When you can invest in the school by helping them establish programs that serve their students, you are showing families in the community that the Church cares about them. Sometimes the best way to partner with a school is to invest in them without expecting anything in return.


You might now have time to get involved in the local schools, primarily if you work in a region with them. Instead of trying to partner up with each school, discover parents who are involved. Over the year,s, we’ve encouraged parents in our parish community to run for the PTSA (Parent, Teacher, Student Association). We’ve found parents who are assistant coaches or volunteer in other ways at the school.

We ask those parents to keep the parish in mind when certain initiatives pop up. For example, if the school is looking for space or sponsorship, we can provide it. Get parents thinking about the parish as they get involved in the school and you’ll see a bridge built between the two communities.

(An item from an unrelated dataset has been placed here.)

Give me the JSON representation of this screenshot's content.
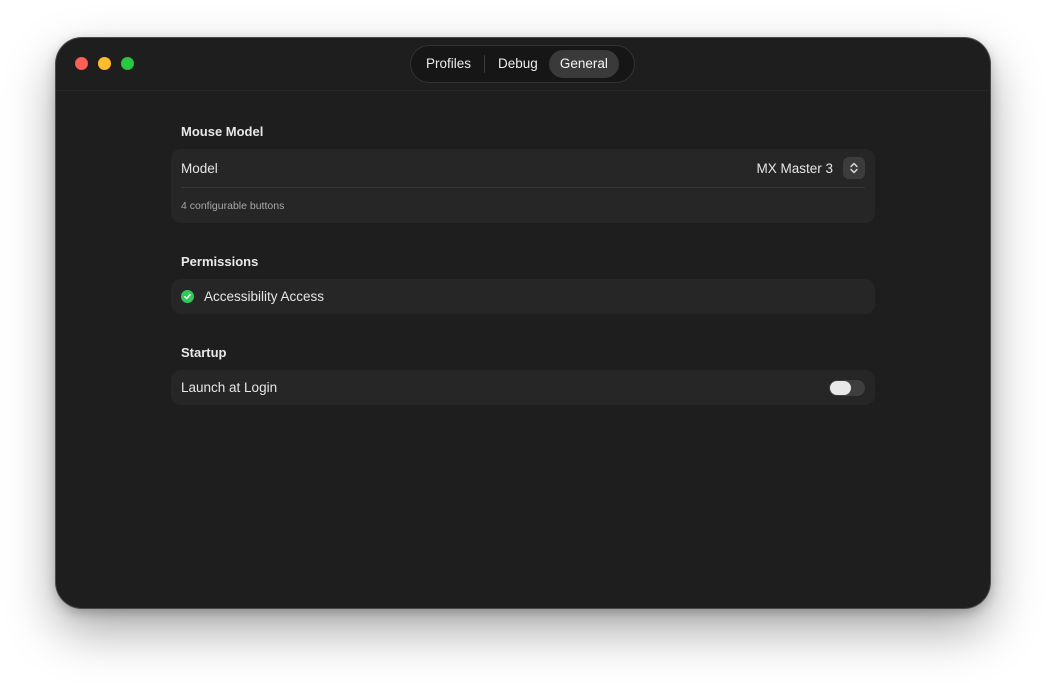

Try to be present, whether it’s a major sporting event, the school musical, or an art fair. Your presence is not only important for the students, but it’s a chance to meet parents, teachers, and school administrators. Whenever a school event is open to the public, it’s a way for you to break the ice and make yourself known. If you are afraid of going alone, reach out to a coworker or fellow ministry leader. Maybe there are parents or a family you know will be present. Take some of your office hours off campus and go into the community. Your presence will speak volumes.

Schools are essential to your mission field, and you must be present whether you are the youth minister, faith formation coordinator, or pastor. Connecting with the schools in your community will give you more opportunities to share the love and word of God.

How have you built partnerships with schools in your community?